• Aucun résultat trouvé

CHAPITRE 4 : Résultats

4.2 Les défis de la réinsertion sociale

4.2.6 Les défis liés à la vie en maison de transition

4.2.6.2 La cohabitation

Des défis en lien avec la cohabitation dans les centres d’hébergement ressortent des entrevues de sept résidents (7/16). Ce défi se divise en deux thèmes : la cohabitation avec 30 hommes et la cohabitation entre délinquants sexuels et typiques. Ces deux dimensions ont également été relevées par les intervenants, ceux-ci n’ayant amené aucun élément nouveau14.

D’abord, la cohabitation avec une trentaine d’autres hommes pouvait être un défi par moment pour certains (7/16). Parmi les explications données à ce sujet, les hommes ont mentionné certains comportements des autres résidents qui s’avèrent des irritants.

Puis là, les gars ici bien là, ça écoute rien que le hockey, fuck les nouvelles. Il y en a qui viennent avec leurs comportements carcéraux puis qui en imposent euh … il y a ça aussi tu sais. (André)

Parmi les autres irritants nommés, il y a la propreté des lieux, les notions d’hygiènes dans la cuisine et le bruit la nuit. Un résident trouvait difficile de vivre avec des personnes malhonnêtes en faisant référence à deux situations de vols et au fait que certains parlent contre les autres. C’est en continuité avec la multitude d’irritants mentionnés que certains trouvaient difficile de partager une chambre avec un autre homme. De plus, cette colocation, tout comme la vie en général dans les maisons de transition, fait en sorte que les résidents ont bien peu d’intimité ou de possibilité de se retrouver seuls, situation qui dérangerait plus particulièrement deux participants.

Tu sais, tu as jamais la paix vraiment nulle part là. Puis ça part comme ça en maison de transition d’ailleurs là, un coloc je trouve ça dur. D’être obligé de dormir avec quelqu’un là. (Félix)

En plus des défis qui s’imposent du fait de vivre avec plusieurs autres hommes, quatre résidents ont évoqué les difficultés de la cohabitation entre des délinquants typiques et des délinquants sexuels. En effet, deux délinquants typiques éprouvaient beaucoup de difficultés à être en contact avec la clientèle délinquante sexuelle. L’un d’eux a comparé son expérience de la transition à celle de détention où il n’était pas mêlé aux délinquants sexuels :

Comparé à ici, j’ai de la misère vraiment. Ouais, j’ai vraiment de la misère ici. Ça vient me chercher. Je pense aller voir une psychologue en plus pour ça. Surtout dû au genre de personnes qu’il y a ici là. Parce que moi, personne ne m’a jamais dit ça quand j’ai appelé ou quoi que ce soit là. Je savais pas que c’était une de leur spécialité, c’est les crimes sexuels ou pédophilie ou tout le kit. (Christian)

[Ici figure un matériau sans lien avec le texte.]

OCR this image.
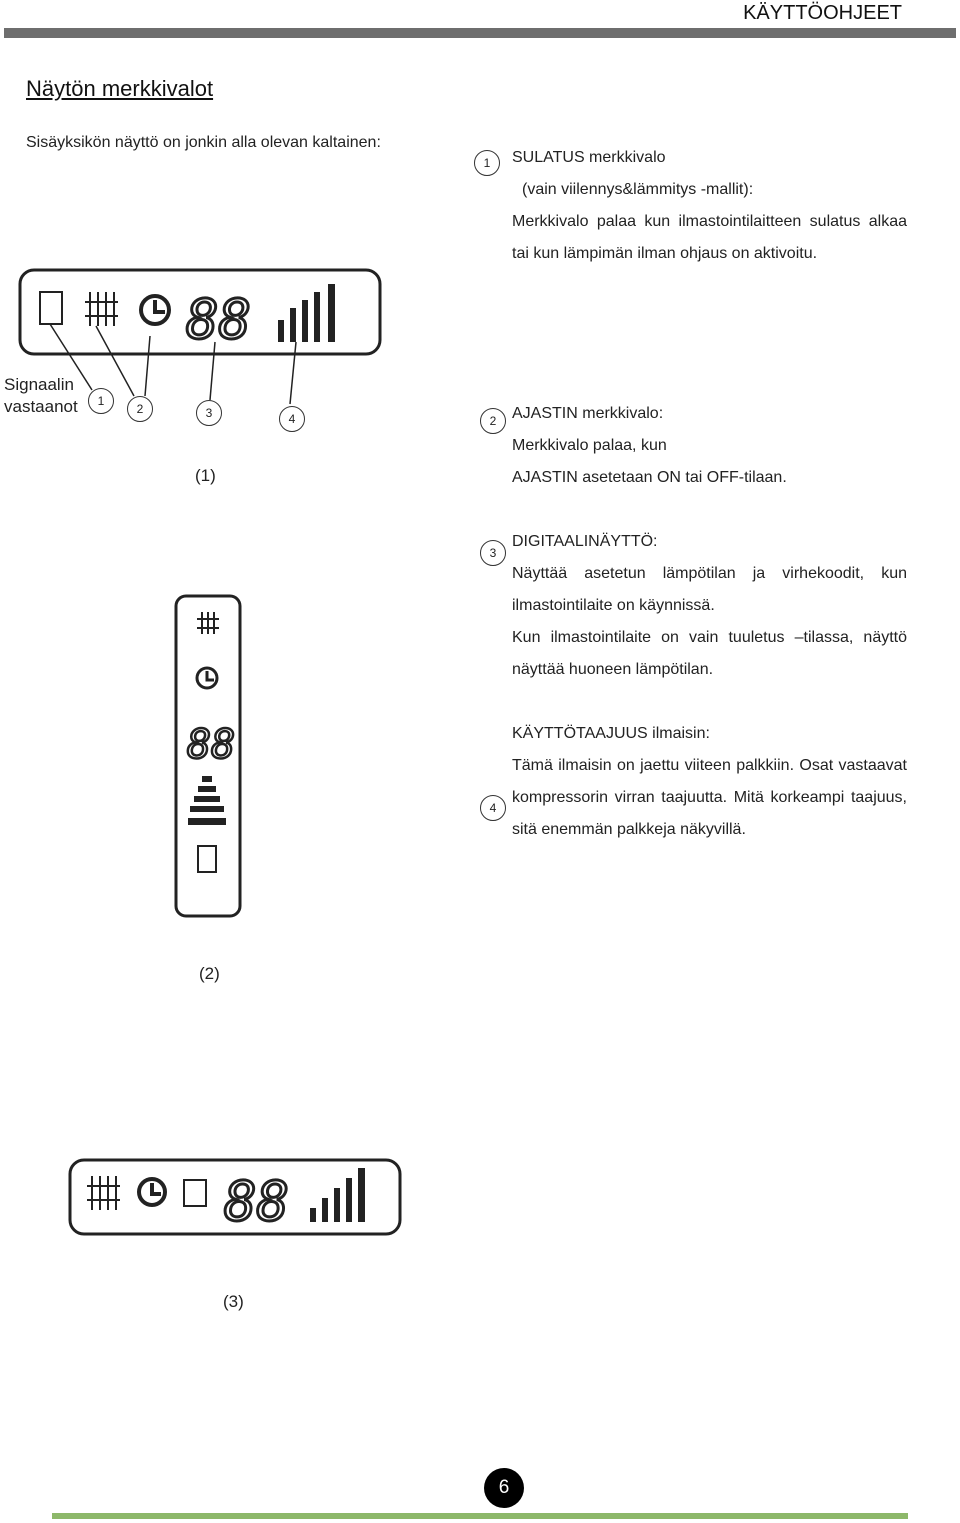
KÄYTTÖOHJEET
Näytön merkkivalot
Sisäyksikön näyttö on jonkin alla olevan kaltainen:
88
Signaalin vastaanot	1
2	3	4
(1)
88
(2)
88
(3)
1	SULATUS merkkivalo

(vain viilennys&lämmitys -mallit):

Merkkivalo palaa kun ilmastointilaitteen sulatus alkaa tai kun lämpimän ilman ohjaus on aktivoitu.

2 AJASTIN merkkivalo:

Merkkivalo palaa, kun

AJASTIN asetetaan ON tai OFF-tilaan.

3

DIGITAALINÄYTTÖ:

Näyttää asetetun lämpötilan ja virhekoodit, kun ilmastointilaite on käynnissä.

Kun ilmastointilaite on vain tuuletus –tilassa, näyttö näyttää huoneen lämpötilan.

4

KÄYTTÖTAAJUUS ilmaisin:

Tämä ilmaisin on jaettu viiteen palkkiin. Osat vastaavat kompressorin virran taajuutta. Mitä korkeampi taajuus, sitä enemmän palkkeja näkyvillä.

6
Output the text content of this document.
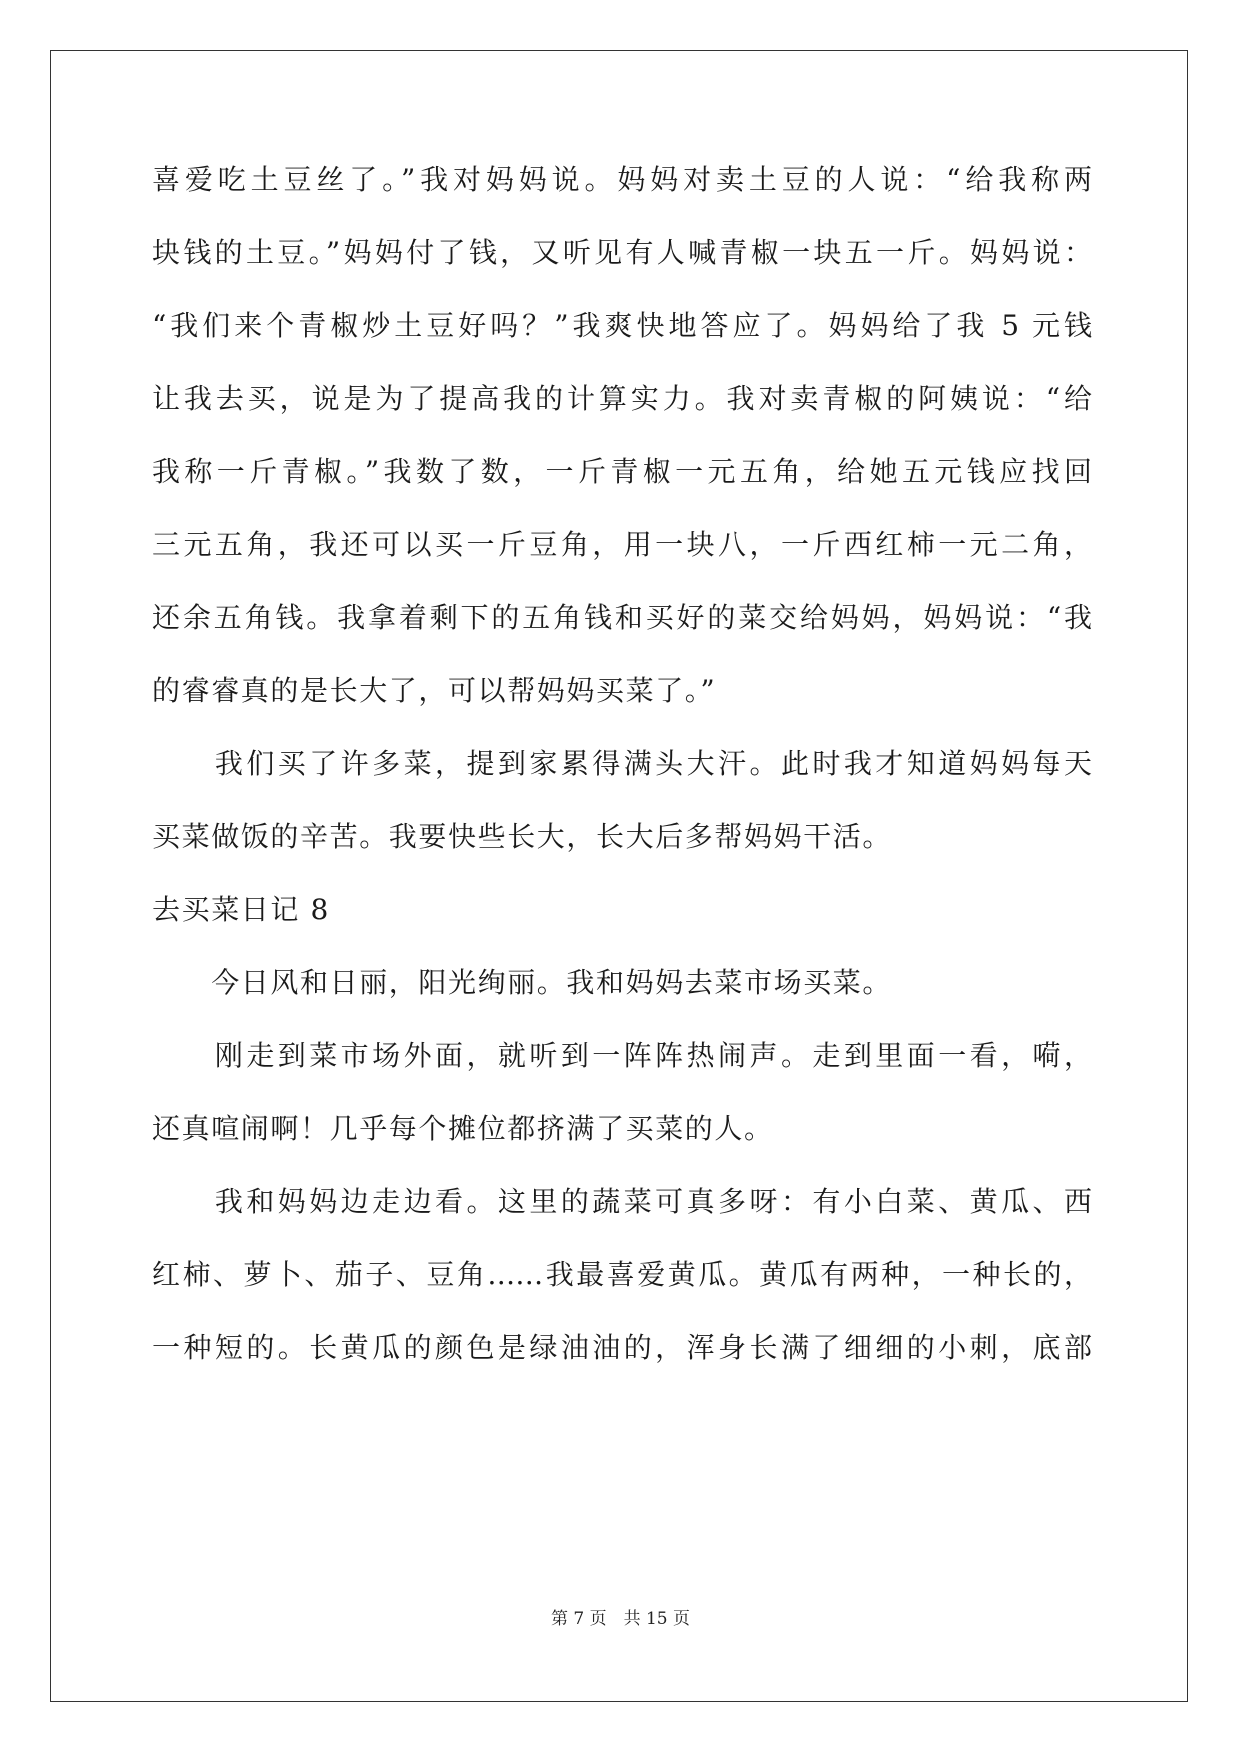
喜爱吃土豆丝了。”我对妈妈说。妈妈对卖土豆的人说：“给我称两
块钱的土豆。”妈妈付了钱，又听见有人喊青椒一块五一斤。妈妈说：
“我们来个青椒炒土豆好吗？”我爽快地答应了。妈妈给了我 5 元钱
让我去买，说是为了提高我的计算实力。我对卖青椒的阿姨说：“给
我称一斤青椒。”我数了数，一斤青椒一元五角，给她五元钱应找回
三元五角，我还可以买一斤豆角，用一块八，一斤西红柿一元二角，
还余五角钱。我拿着剩下的五角钱和买好的菜交给妈妈，妈妈说：“我
的睿睿真的是长大了，可以帮妈妈买菜了。”
　　我们买了许多菜，提到家累得满头大汗。此时我才知道妈妈每天
买菜做饭的辛苦。我要快些长大，长大后多帮妈妈干活。
去买菜日记 8
　　今日风和日丽，阳光绚丽。我和妈妈去菜市场买菜。
　　刚走到菜市场外面，就听到一阵阵热闹声。走到里面一看，嗬，
还真喧闹啊！几乎每个摊位都挤满了买菜的人。
　　我和妈妈边走边看。这里的蔬菜可真多呀：有小白菜、黄瓜、西
红柿、萝卜、茄子、豆角……我最喜爱黄瓜。黄瓜有两种，一种长的，
一种短的。长黄瓜的颜色是绿油油的，浑身长满了细细的小刺，底部
第 7 页　共 15 页
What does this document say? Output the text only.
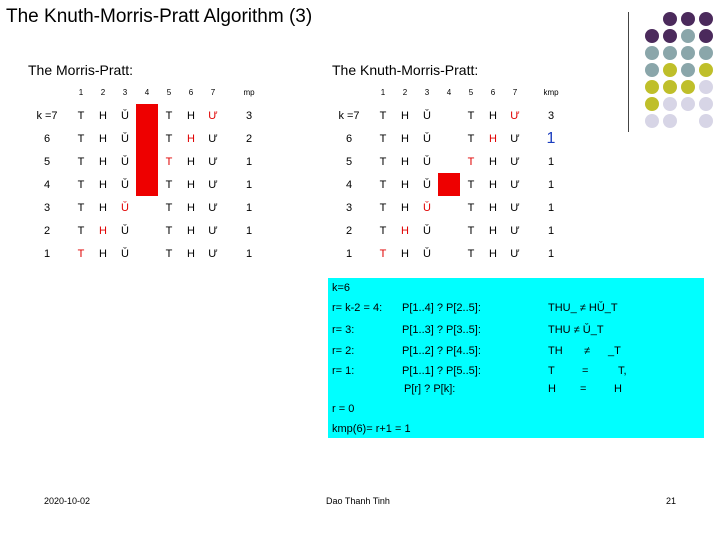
The Knuth-Morris-Pratt Algorithm (3)
The Morris-Pratt:	The Knuth-Morris-Pratt:
	1	2	3	4	5	6	7	mp
k =7	T	H	Ǔ		T	H	Ư	3
6	T	H	Ǔ		T	H	Ư	2
5	T	H	Ǔ		T	H	Ư	1
4	T	H	Ǔ		T	H	Ư	1
3	T	H	Ǔ		T	H	Ư	1
2	T	H	Ǔ		T	H	Ư	1
1	T	H	Ǔ		T	H	Ư	1
	1	2	3	4	5	6	7	kmp
k =7	T	H	Ǔ		T	H	Ư	3
6	T	H	Ǔ		T	H	Ư	1
5	T	H	Ǔ		T	H	Ư	1
4	T	H	Ǔ		T	H	Ư	1
3	T	H	Ǔ		T	H	Ư	1
2	T	H	Ǔ		T	H	Ư	1
1	T	H	Ǔ		T	H	Ư	1
k=6
r= k-2 = 4: P[1..4] ? P[2..5]:	THU_ ≠ HǓ_T
r= 3:	P[1..3] ? P[3..5]:	THU ≠ Ǔ_T
r= 2:	P[1..2] ? P[4..5]:	TH ≠ _T
r= 1:	P[1..1] ? P[5..5]:	T =	T,
P[r] ? P[k]:	H =	H
r = 0
kmp(6)= r+1 = 1
2020-10-02	Dao Thanh Tinh	21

Les résidents ne sont effectivement pas au courant du type de clientèle qui est reçu à la maison de transition, mais il arrive que dans des discussions entre résidents, certains parlent de leur délit. De cette façon, des résidents deviennent au fait que les maisons peuvent accueillir des délinquants sexuels sans savoir qui dans la résidence a commis ce type de délit, et c’était d’ailleurs la source de l’inconfort d’un résident pour qui ce défi est la difficulté principale de sa réinsertion sociale.

Puis qu’est-ce que j’ai de la misère avec ça, c’est que je sais pas qui qui l’est. Fait que là ... il y en a un qui me parle, il l’est tu? il l’est tu? il l’est tu? J’ai de la misère, regarde je me cacherai pas, j’ai de la misère à dealer avec ça. […] J’ai pas besoin de sortir puis d’être avec ce genre de personnes-là, ça me fuck dans ma tête là. Ça me fuck vraiment. (Christian)

Pour l’autre résident ayant mentionné ce défi, c’est d’autant plus difficile de côtoyer des individus avec des antécédents de nature sexuelle dû à des traumatismes sexuels vécus dans

l’enfance. Sa principale crainte était qu’il ait une réaction vive et possiblement agressive si un autre résident venait qu’à se confier à lui à ce sujet. En contrepartie, le malaise de certains délinquants typiques à l’égard des résidents ayant un antécédent de nature sexuelle était ressenti par deux individus du sous-groupe de délinquants sexuels. L’un a expliqué qu’il semblait avoir moins d’affinités avec les résidents de la maison de transition qu’avec les codétenus lors de son incarcération et a expliqué ceci du fait d’être mélangé à des délinquants typiques. Pour l’autre homme qui a abordé le sujet, c’est l’idée que comme délinquant sexuel, il est stigmatisé dans toutes les sphères de sa vie, incluant sa vie au sein du centre d’hébergement.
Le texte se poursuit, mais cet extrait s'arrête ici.